All of the administrative details of how to comply with the GDPR strikes me as another iteration of a privacy compliance program. Although the 1995 Directive does not obligate Member States to require privacy compliance programs, many large data users in the UK have prudentially established them. The GDPR does not make a privacy compliance program a matter of prudence but a matter of obligation for a sizable number of companies.
Brexit means UK firms would not be required to have privacy compliance programs — or does it? Exiting the EU may take the UK up to two years to negotiate and so it is conceivable that the UK would not leave until early or mid-2019. Since the GDPR has a compliance date of May 2018, the UK is likely to still be under the privacy compliance program obligation for at least one-half of a year or more. If invoking the exit clause (Article 50 of the Lisbon Treaty) does not happen until 2018 or later, then the GDPR would most certainly come into effect before the UK leave the EU. But if the GDPR goes into effect after Article 50 is invoked but before complete withdrawal, what should a firm do in that time period? Presumably the company will be expected to comply with EU law because the GDPR will be “law” in the UK until the UK formally leaves the European Union.
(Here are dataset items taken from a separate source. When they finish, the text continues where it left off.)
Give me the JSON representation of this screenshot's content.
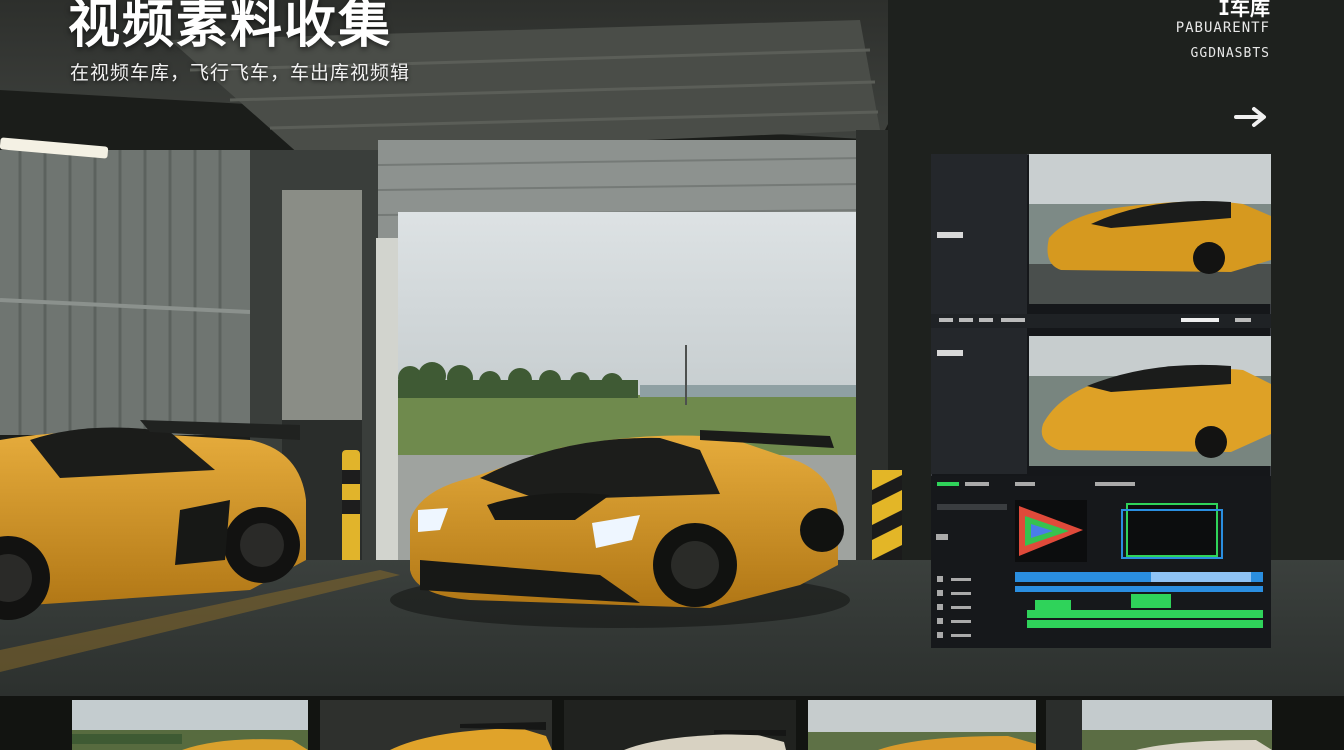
{
  "header": {
    "title": "视频素料收集",
    "subtitle": "在视频车库，飞行飞车，车出库视频辑"
  },
  "corner": {
    "top": "I车库",
    "line1": "PABUARENTF",
    "line2": "GGDNASBTS"
  },
  "colors": {
    "car": "#d99a2b",
    "accent_green": "#2fd35a",
    "accent_blue": "#2a8ee0",
    "panel_bg": "#15171a"
  },
  "icons": [
    "arrow-right-icon",
    "play-icon"
  ]
}
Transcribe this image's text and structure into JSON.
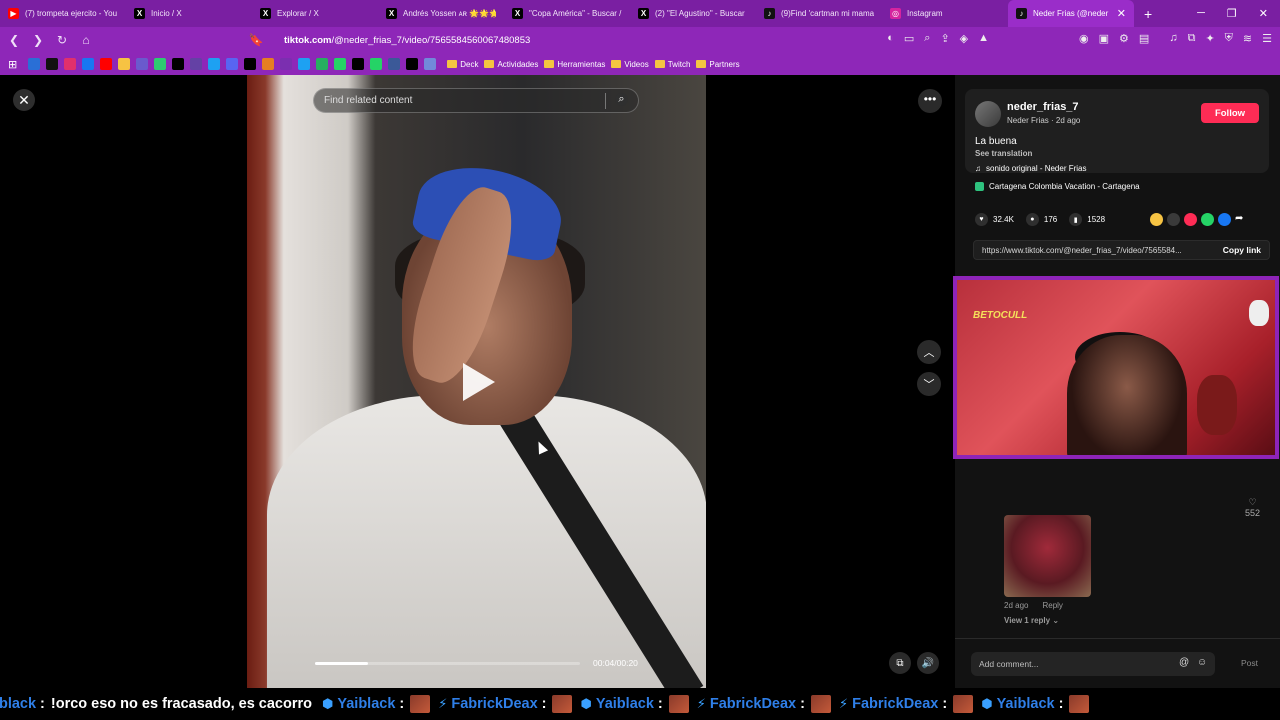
{
  "tabs": [
    {
      "title": "(7) trompeta ejercito - You",
      "fav_color": "#ff0000",
      "fav_glyph": "▶"
    },
    {
      "title": "Inicio / X",
      "fav_color": "#000000",
      "fav_glyph": "X"
    },
    {
      "title": "Explorar / X",
      "fav_color": "#000000",
      "fav_glyph": "X"
    },
    {
      "title": "Andrés Yossen ᴀʀ 🌟🌟🌟",
      "fav_color": "#000000",
      "fav_glyph": "X"
    },
    {
      "title": "\"Copa América\" - Buscar /",
      "fav_color": "#000000",
      "fav_glyph": "X"
    },
    {
      "title": "(2) \"El Agustino\" - Buscar",
      "fav_color": "#000000",
      "fav_glyph": "X"
    },
    {
      "title": "(9)Find 'cartman mi mama",
      "fav_color": "#111111",
      "fav_glyph": "♪"
    },
    {
      "title": "Instagram",
      "fav_color": "#d6249f",
      "fav_glyph": "◎"
    },
    {
      "title": "Neder Frias (@neder",
      "fav_color": "#111111",
      "fav_glyph": "♪",
      "active": true
    }
  ],
  "address": {
    "domain": "tiktok.com",
    "path": "/@neder_frias_7/video/7565584560067480853"
  },
  "bookmarks": {
    "folders": [
      "Deck",
      "Actividades",
      "Herramientas",
      "Videos",
      "Twitch",
      "Partners"
    ],
    "icon_colors": [
      "#2a6fd6",
      "#111111",
      "#e1306c",
      "#1877f2",
      "#ff0000",
      "#f6c343",
      "#6a5acd",
      "#2ecc71",
      "#000000",
      "#6441a5",
      "#1da1f2",
      "#5865f2",
      "#000000",
      "#e67e22",
      "#7b2fb0",
      "#1da1f2",
      "#27ae60",
      "#25d366",
      "#000000",
      "#25d366",
      "#3b5998",
      "#000000",
      "#7289da"
    ]
  },
  "video": {
    "search_placeholder": "Find related content",
    "progress": 0.2,
    "time": "00:04/00:20"
  },
  "post": {
    "username": "neder_frias_7",
    "subline": "Neder Frias · 2d ago",
    "follow": "Follow",
    "caption": "La buena",
    "see_translation": "See translation",
    "music": "sonido original - Neder Frias",
    "location": "Cartagena Colombia Vacation - Cartagena",
    "likes": "32.4K",
    "comments": "176",
    "saves": "1528",
    "link": "https://www.tiktok.com/@neder_frias_7/video/7565584...",
    "copy_link": "Copy link"
  },
  "comment": {
    "likes": "552",
    "time": "2d ago",
    "reply": "Reply",
    "view_replies": "View 1 reply"
  },
  "comment_bar": {
    "placeholder": "Add comment...",
    "post": "Post"
  },
  "stream_overlay": {
    "logo": "BETOCULL"
  },
  "ticker": [
    {
      "name": "Yaiblack",
      "msg": "!orco eso no es fracasado, es cacorro",
      "partial": true
    },
    {
      "name": "Yaiblack",
      "msg": ""
    },
    {
      "name": "FabrickDeax",
      "msg": ""
    },
    {
      "name": "Yaiblack",
      "msg": ""
    },
    {
      "name": "FabrickDeax",
      "msg": ""
    },
    {
      "name": "FabrickDeax",
      "msg": ""
    },
    {
      "name": "Yaiblack",
      "msg": ""
    }
  ]
}
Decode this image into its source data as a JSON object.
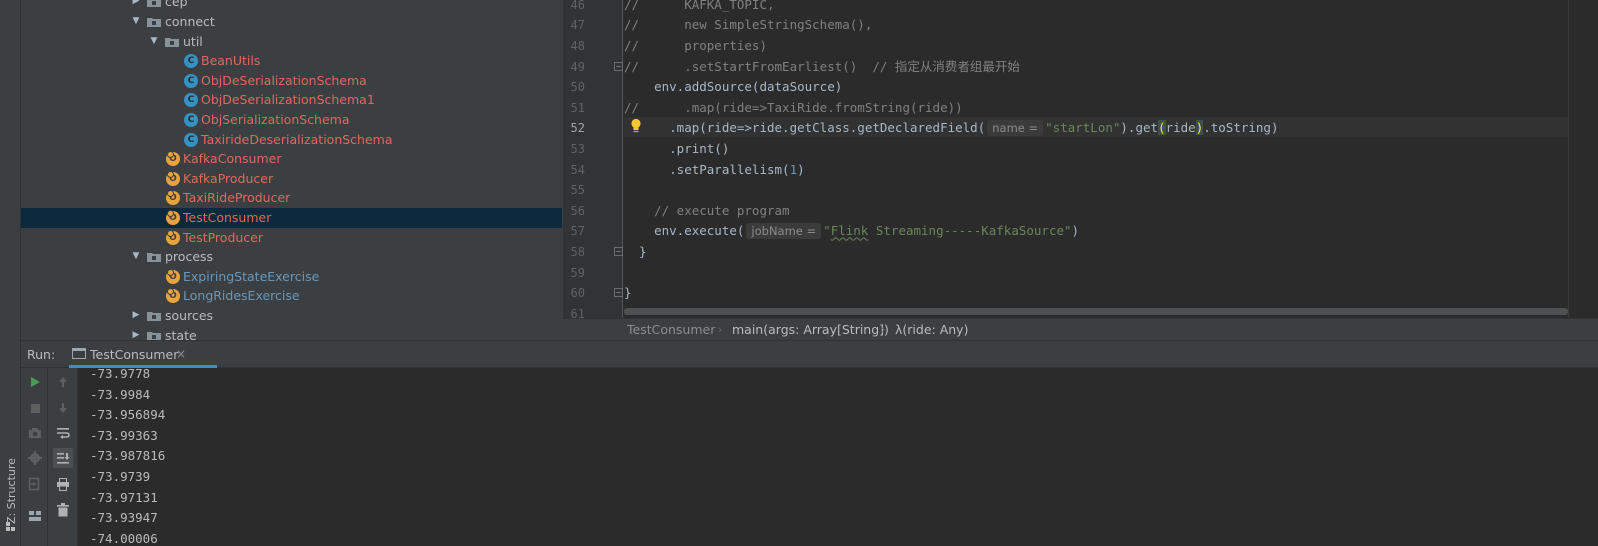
{
  "left_stripe": {
    "structure_label": "Z: Structure"
  },
  "project_tree": {
    "rows": [
      {
        "label": "cep",
        "kind": "folder",
        "expanded": false,
        "color": "plain"
      },
      {
        "label": "connect",
        "kind": "folder",
        "expanded": true,
        "color": "plain"
      },
      {
        "label": "util",
        "kind": "folder",
        "expanded": true,
        "color": "plain"
      },
      {
        "label": "BeanUtils",
        "kind": "class",
        "color": "red"
      },
      {
        "label": "ObjDeSerializationSchema",
        "kind": "class",
        "color": "red"
      },
      {
        "label": "ObjDeSerializationSchema1",
        "kind": "class",
        "color": "red"
      },
      {
        "label": "ObjSerializationSchema",
        "kind": "class",
        "color": "red"
      },
      {
        "label": "TaxirideDeserializationSchema",
        "kind": "class",
        "color": "red"
      },
      {
        "label": "KafkaConsumer",
        "kind": "object",
        "color": "red"
      },
      {
        "label": "KafkaProducer",
        "kind": "object",
        "color": "red"
      },
      {
        "label": "TaxiRideProducer",
        "kind": "object",
        "color": "red"
      },
      {
        "label": "TestConsumer",
        "kind": "object",
        "color": "red",
        "selected": true
      },
      {
        "label": "TestProducer",
        "kind": "object",
        "color": "red"
      },
      {
        "label": "process",
        "kind": "folder",
        "expanded": true,
        "color": "plain"
      },
      {
        "label": "ExpiringStateExercise",
        "kind": "object",
        "color": "blue"
      },
      {
        "label": "LongRidesExercise",
        "kind": "object",
        "color": "blue"
      },
      {
        "label": "sources",
        "kind": "folder",
        "expanded": false,
        "color": "plain"
      },
      {
        "label": "state",
        "kind": "folder",
        "expanded": false,
        "color": "plain"
      }
    ]
  },
  "editor": {
    "line_numbers": [
      "46",
      "47",
      "48",
      "49",
      "50",
      "51",
      "52",
      "53",
      "54",
      "55",
      "56",
      "57",
      "58",
      "59",
      "60",
      "61"
    ],
    "current_line": "52",
    "code": {
      "l46_comment": "//      KAFKA_TOPIC,",
      "l47_comment": "//      new SimpleStringSchema(),",
      "l48_comment": "//      properties)",
      "l49_comment": "//      .setStartFromEarliest()  // 指定从消费者组最开始",
      "l50": "    env.addSource(dataSource)",
      "l51_comment": "//      .map(ride=>TaxiRide.fromString(ride))",
      "l52_a": "      .map(ride=>ride.getClass.getDeclaredField(",
      "l52_hint": "name =",
      "l52_str": "\"startLon\"",
      "l52_b": ").get",
      "l52_paren_open": "(",
      "l52_arg": "ride",
      "l52_paren_close": ")",
      "l52_c": ".toString)",
      "l53": "      .print()",
      "l54_a": "      .setParallelism(",
      "l54_num": "1",
      "l54_b": ")",
      "l56_comment": "    // execute program",
      "l57_a": "    env.execute(",
      "l57_hint": "jobName =",
      "l57_str_q": "\"",
      "l57_str_flink": "Flink",
      "l57_str_rest": " Streaming-----KafkaSource\"",
      "l57_b": ")",
      "l58": "  }",
      "l60": "}"
    }
  },
  "breadcrumb": {
    "file": "TestConsumer",
    "method": "main(args: Array[String])",
    "lambda": "λ(ride: Any)"
  },
  "run_panel": {
    "label": "Run:",
    "tab_label": "TestConsumer",
    "close": "×",
    "output": [
      "-73.9778",
      "-73.9984",
      "-73.956894",
      "-73.99363",
      "-73.987816",
      "-73.9739",
      "-73.97131",
      "-73.93947",
      "-74.00006"
    ]
  },
  "colors": {
    "selection": "#0d293e",
    "accent": "#4a88c7",
    "run_green": "#499c54"
  }
}
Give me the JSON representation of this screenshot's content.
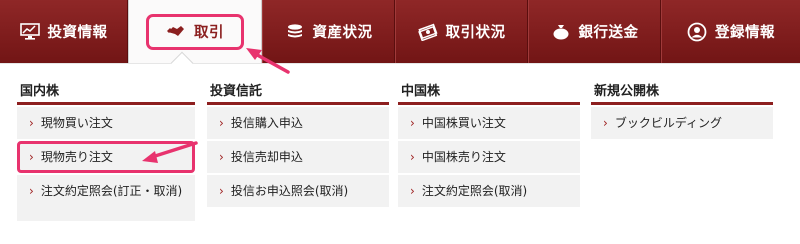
{
  "nav": {
    "items": [
      {
        "label": "投資情報",
        "icon": "monitor-chart-icon"
      },
      {
        "label": "取引",
        "icon": "handshake-icon"
      },
      {
        "label": "資産状況",
        "icon": "coins-icon"
      },
      {
        "label": "取引状況",
        "icon": "bills-icon"
      },
      {
        "label": "銀行送金",
        "icon": "money-bag-icon"
      },
      {
        "label": "登録情報",
        "icon": "user-circle-icon"
      }
    ]
  },
  "menu": {
    "columns": [
      {
        "heading": "国内株",
        "items": [
          "現物買い注文",
          "現物売り注文",
          "注文約定照会(訂正・取消)"
        ]
      },
      {
        "heading": "投資信託",
        "items": [
          "投信購入申込",
          "投信売却申込",
          "投信お申込照会(取消)"
        ]
      },
      {
        "heading": "中国株",
        "items": [
          "中国株買い注文",
          "中国株売り注文",
          "注文約定照会(取消)"
        ]
      },
      {
        "heading": "新規公開株",
        "items": [
          "ブックビルディング"
        ]
      }
    ]
  },
  "colors": {
    "nav_bg": "#7f1d1d",
    "accent": "#8d1f1f",
    "highlight": "#e8336e"
  }
}
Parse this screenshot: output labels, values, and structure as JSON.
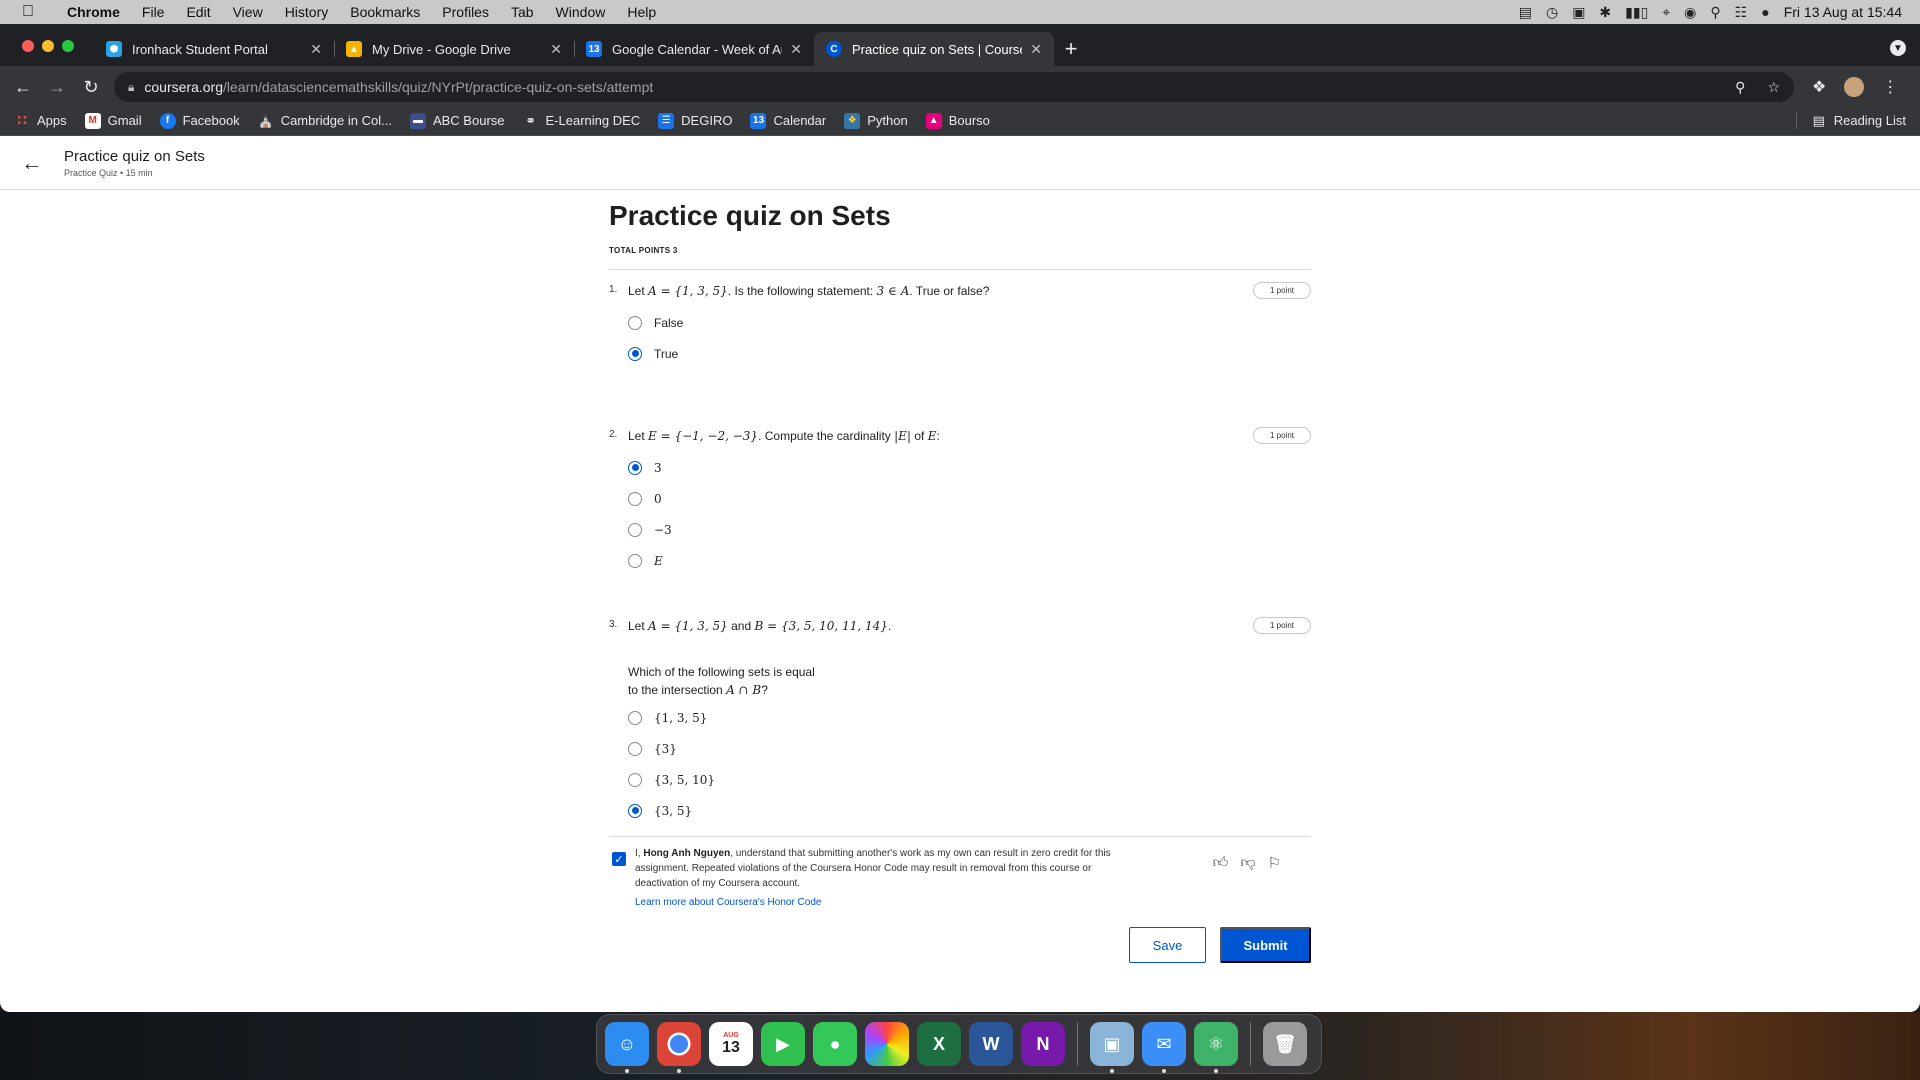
{
  "menubar": {
    "items": [
      "Chrome",
      "File",
      "Edit",
      "View",
      "History",
      "Bookmarks",
      "Profiles",
      "Tab",
      "Window",
      "Help"
    ],
    "datetime": "Fri 13 Aug at  15:44"
  },
  "tabs": [
    {
      "label": "Ironhack Student Portal",
      "favicon_color": "#29a3e6"
    },
    {
      "label": "My Drive - Google Drive",
      "favicon_color": "#f4b400"
    },
    {
      "label": "Google Calendar - Week of Au",
      "favicon_color": "#1a73e8",
      "favicon_text": "13"
    },
    {
      "label": "Practice quiz on Sets | Courser",
      "favicon_color": "#0056d2",
      "favicon_text": "C"
    }
  ],
  "address": {
    "host": "coursera.org",
    "path": "/learn/datasciencemathskills/quiz/NYrPt/practice-quiz-on-sets/attempt"
  },
  "bookmarks": [
    {
      "label": "Apps",
      "color": "#e04b3f"
    },
    {
      "label": "Gmail",
      "color": "#d93025",
      "text": "M"
    },
    {
      "label": "Facebook",
      "color": "#1877f2",
      "text": "f"
    },
    {
      "label": "Cambridge in Col...",
      "color": "#888"
    },
    {
      "label": "ABC Bourse",
      "color": "#3c4f8c"
    },
    {
      "label": "E-Learning DEC",
      "color": "#555"
    },
    {
      "label": "DEGIRO",
      "color": "#1a73e8"
    },
    {
      "label": "Calendar",
      "color": "#1a73e8",
      "text": "13"
    },
    {
      "label": "Python",
      "color": "#3776ab"
    },
    {
      "label": "Bourso",
      "color": "#e6007e"
    }
  ],
  "reading_list": "Reading List",
  "page_header": {
    "title": "Practice quiz on Sets",
    "subtitle": "Practice Quiz • 15 min"
  },
  "quiz": {
    "title": "Practice quiz on Sets",
    "total_points": "TOTAL POINTS 3",
    "questions": [
      {
        "number": "1.",
        "prefix": "Let ",
        "math1": "A = {1, 3, 5}",
        "middle": ". Is the following statement:  ",
        "math2": "3 ∈ A",
        "suffix": ".  True or false?",
        "points": "1 point",
        "options": [
          "False",
          "True"
        ],
        "selected": 1
      },
      {
        "number": "2.",
        "prefix": "Let ",
        "math1": "E = {−1, −2, −3}",
        "middle": ". Compute the cardinality ",
        "math2": "|E|",
        "mid2": " of ",
        "math3": "E",
        "suffix": ":",
        "points": "1 point",
        "options": [
          "3",
          "0",
          "−3",
          "E"
        ],
        "selected": 0
      },
      {
        "number": "3.",
        "prefix": "Let ",
        "math1": "A = {1, 3, 5}",
        "middle": " and ",
        "math2": "B = {3, 5, 10, 11, 14}",
        "suffix": ".",
        "points": "1 point",
        "prompt_line1": "Which of the following sets is equal",
        "prompt_line2_prefix": "to the intersection ",
        "prompt_math": "A ∩ B",
        "prompt_suffix": "?",
        "options": [
          "{1, 3, 5}",
          "{3}",
          "{3, 5, 10}",
          "{3, 5}"
        ],
        "selected": 3
      }
    ]
  },
  "honor": {
    "prefix": "I, ",
    "name": "Hong Anh Nguyen",
    "text": ", understand that submitting another's work as my own can result in zero credit for this assignment. Repeated violations of the Coursera Honor Code may result in removal from this course or deactivation of my Coursera account.",
    "link": "Learn more about Coursera's Honor Code",
    "checked": true
  },
  "buttons": {
    "save": "Save",
    "submit": "Submit"
  },
  "dock": [
    {
      "name": "finder",
      "color": "#2d8cf0"
    },
    {
      "name": "chrome",
      "color": "#ffffff"
    },
    {
      "name": "calendar",
      "color": "#ffffff",
      "text": "13",
      "month": "AUG"
    },
    {
      "name": "facetime",
      "color": "#30c04f"
    },
    {
      "name": "messages",
      "color": "#34c759"
    },
    {
      "name": "photos",
      "color": "#ffffff"
    },
    {
      "name": "excel",
      "color": "#1d6f42",
      "text": "X"
    },
    {
      "name": "word",
      "color": "#2b579a",
      "text": "W"
    },
    {
      "name": "onenote",
      "color": "#7719aa",
      "text": "N"
    },
    {
      "name": "preview",
      "color": "#8ab4d8"
    },
    {
      "name": "mail",
      "color": "#3a8ef6"
    },
    {
      "name": "atom",
      "color": "#40b36a"
    },
    {
      "name": "trash",
      "color": "#9a9a9a"
    }
  ]
}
But the question of whether or not to comply may be moot for a large number of controllers of data because the obligation runs to any firm that is operating in the EU. If a UK company is required to comply with the GDPR before the UK withdraws from the EU and the company continues to do work in the EU after Brexit, then the company will be required to comply with the GDPR as a condition for doing business in the EU. The European Union flag may no longer fly in the island realm but it will be very difficult as a practical matter for the UK to disentangle its legal obligations under the EU when companies do business on the continent. But it is a red herring to think that the UK will be alone in the predicament of many UK-based companies needing to comply with EU law even once the company’s primary jurisdiction is not subject to the EU; the GDPR obligations apply to any company in the world doing business in the EU, whether that company be US-based, China-based, or UK (post-Brexit)-based.
While many UK companies still face long-term privacy compliance obligations under the GDPR after Brexit, before the UK leaves the EU there will be a curious period in which to observe how a country deals with new laws that it knows will sunset soon. We will see many short-term compliance periods over the next two years as new EU laws transition in while the UK transitions out.